Directed Technological Change: A Quantitative Analysis
Michal Jerzmanowski () and
Robert Tamura ()
2013 Meeting Papers from Society for Economic Dynamics
We explore the role of skill non-neutral productivity differences and barriers to technology adoption in explaining cross-country income differences. Using a model of directed technological change modied to include physical capital, technology diffusion and barriers to entry, and a new data set on output and labor force composition we construct measures of productivity by worker skill type for a large cross-section of countries going back as far as the 19th century in some cases. Additionally, the equilibrium conditions of the model allow us to back out the measure of barriers to adoption of technology. We use these measurements to (1) study the historical patterns of directed technological change and (2) evaluate the contribution of non-neutral technology and barriers to cross-country income differences.
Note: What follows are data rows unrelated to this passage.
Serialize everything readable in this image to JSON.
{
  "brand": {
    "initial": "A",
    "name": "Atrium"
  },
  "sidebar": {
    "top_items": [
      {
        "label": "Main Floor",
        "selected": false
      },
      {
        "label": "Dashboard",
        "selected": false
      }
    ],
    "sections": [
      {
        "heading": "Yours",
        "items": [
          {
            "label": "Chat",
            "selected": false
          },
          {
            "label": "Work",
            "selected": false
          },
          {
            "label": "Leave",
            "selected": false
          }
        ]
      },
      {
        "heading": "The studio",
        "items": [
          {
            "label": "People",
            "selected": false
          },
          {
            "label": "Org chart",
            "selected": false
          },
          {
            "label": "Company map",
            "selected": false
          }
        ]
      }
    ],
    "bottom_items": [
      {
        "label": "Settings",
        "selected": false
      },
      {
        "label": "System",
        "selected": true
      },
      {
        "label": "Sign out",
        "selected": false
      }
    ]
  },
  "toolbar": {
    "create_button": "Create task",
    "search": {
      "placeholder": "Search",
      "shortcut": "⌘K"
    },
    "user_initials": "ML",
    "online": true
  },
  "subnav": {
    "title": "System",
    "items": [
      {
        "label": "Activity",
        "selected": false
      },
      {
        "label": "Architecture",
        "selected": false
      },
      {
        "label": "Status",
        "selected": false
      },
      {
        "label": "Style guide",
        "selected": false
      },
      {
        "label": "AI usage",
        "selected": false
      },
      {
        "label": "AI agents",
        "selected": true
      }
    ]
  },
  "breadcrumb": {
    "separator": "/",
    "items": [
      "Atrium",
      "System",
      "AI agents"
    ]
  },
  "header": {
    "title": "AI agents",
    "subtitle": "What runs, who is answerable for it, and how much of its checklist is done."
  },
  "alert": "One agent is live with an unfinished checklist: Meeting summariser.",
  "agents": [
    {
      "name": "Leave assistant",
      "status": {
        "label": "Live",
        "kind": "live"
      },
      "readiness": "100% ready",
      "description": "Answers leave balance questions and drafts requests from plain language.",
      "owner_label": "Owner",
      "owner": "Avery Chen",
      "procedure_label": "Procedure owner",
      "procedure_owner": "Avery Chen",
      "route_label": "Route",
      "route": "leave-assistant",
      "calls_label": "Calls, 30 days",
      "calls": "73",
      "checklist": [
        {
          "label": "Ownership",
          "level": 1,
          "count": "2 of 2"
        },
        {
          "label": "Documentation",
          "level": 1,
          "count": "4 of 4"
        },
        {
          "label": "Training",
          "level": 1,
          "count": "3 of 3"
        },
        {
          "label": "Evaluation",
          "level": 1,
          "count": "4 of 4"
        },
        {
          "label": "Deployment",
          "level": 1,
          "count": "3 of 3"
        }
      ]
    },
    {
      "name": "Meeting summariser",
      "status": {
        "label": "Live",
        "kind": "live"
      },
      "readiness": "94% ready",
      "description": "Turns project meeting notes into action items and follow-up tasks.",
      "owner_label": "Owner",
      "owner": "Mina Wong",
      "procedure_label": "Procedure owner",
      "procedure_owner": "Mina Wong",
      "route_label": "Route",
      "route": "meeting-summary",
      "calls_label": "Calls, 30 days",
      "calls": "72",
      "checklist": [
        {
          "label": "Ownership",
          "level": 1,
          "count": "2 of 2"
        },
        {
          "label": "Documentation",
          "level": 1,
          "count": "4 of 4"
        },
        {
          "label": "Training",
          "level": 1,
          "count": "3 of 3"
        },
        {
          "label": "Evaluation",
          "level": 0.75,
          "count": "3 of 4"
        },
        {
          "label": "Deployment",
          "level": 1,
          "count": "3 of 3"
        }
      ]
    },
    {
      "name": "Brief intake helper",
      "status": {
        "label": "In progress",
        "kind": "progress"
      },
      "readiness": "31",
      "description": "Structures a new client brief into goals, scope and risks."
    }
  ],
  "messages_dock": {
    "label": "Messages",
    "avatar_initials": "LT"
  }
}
We find that allowing for non-neutrality of productivity increases the importance of human capital differences in explaining income variation across countries. Additionally, we find that barriers to adoption of technology are important for understanding productivity differences but this importance has been declining in recent decades. Importantly, in the presence of technology diffusion, barriers are only important if the elasticity of substitution between skill types is well above 2. We argue that other predictions of the model, especially about the cross-country wage distributions, are also consistent with data only for large values of elasticity of substitution. We provide some auxiliary empirical evidence using EU KLEMS data which suggest that the elasticity of substitution between skill types may indeed be considerably greater than 2. Finally, we find that historical patterns of skill bias in technological change which we measure are largely consistent with priors.